Here are copies of the intermediate temp files that are deleted right away during the process.

I loaded the RAW file into an audio editor with the following settings and it sounded fine.

22050 Hz 16-bit Mono Big Endian Signed

It looks like sox is doing it's job exactly as the parameters say. It sounds fine. Below, David suggested that I rewrite this in perl or use ffmpeg instead for reliability and flexibility. In this case with this example, rather than rewrite everything (I have to find the ffmpeg parameters), I'd like just to get my logic working here in this example without a rewrite starting with the RAW file. I'm just interested in grabbing the samples from memory with the correct values.

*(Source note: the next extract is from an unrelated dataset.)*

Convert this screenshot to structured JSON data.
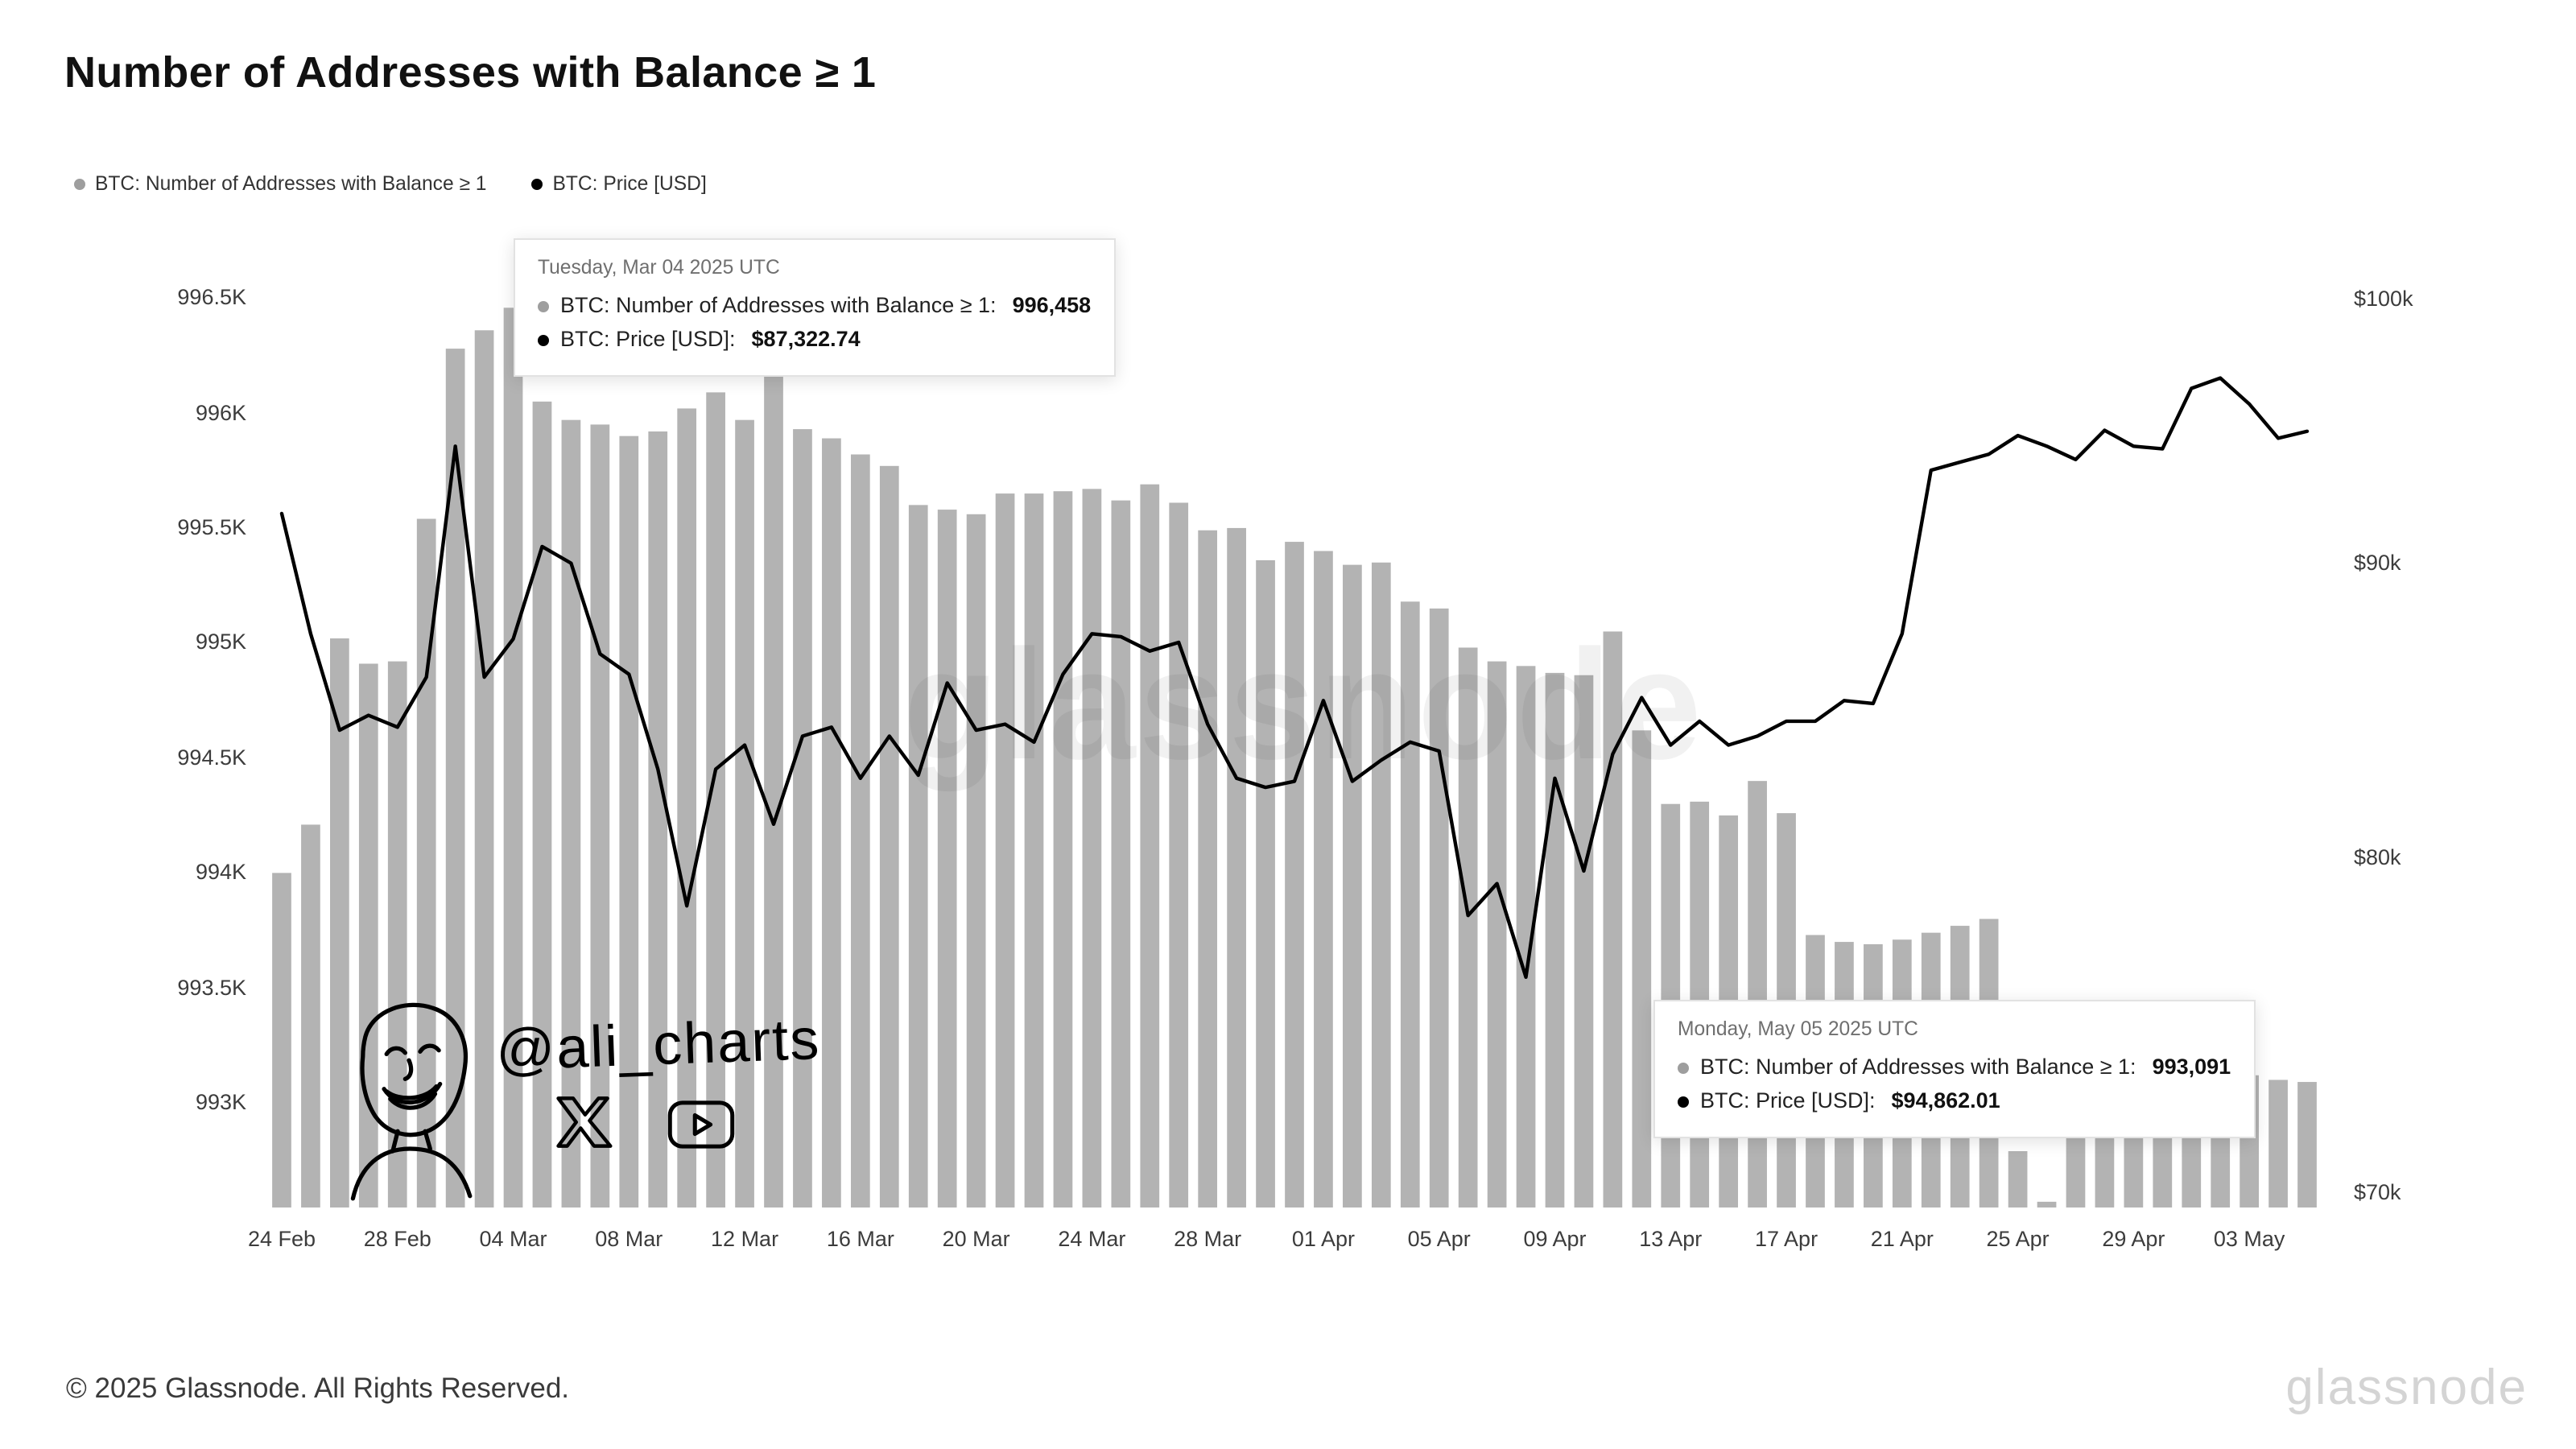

Perhaps the experts would use more efficient and technically complex means to produce 4K Video Kaleidoscopes and to analyze raw audio from MP3s. In any case, I have the raw audio in memory from the raw file. That's the majority of the work right there. Fixing about 4 lines of sample-reading code should get this working correctly, if NOT optimized for performance. Everything worked as designed when I was analyzing 8-bit RAW audio, but the switch to 16-bit has left me confused.

As you can see, all the TIMING and LENGTH values are CORRECT but all the VOLUME values are wrong as of when I submitted this question.

I realize that this is a super simple application but for the life of me I seem to have no luck finding my own solution.

Thank you.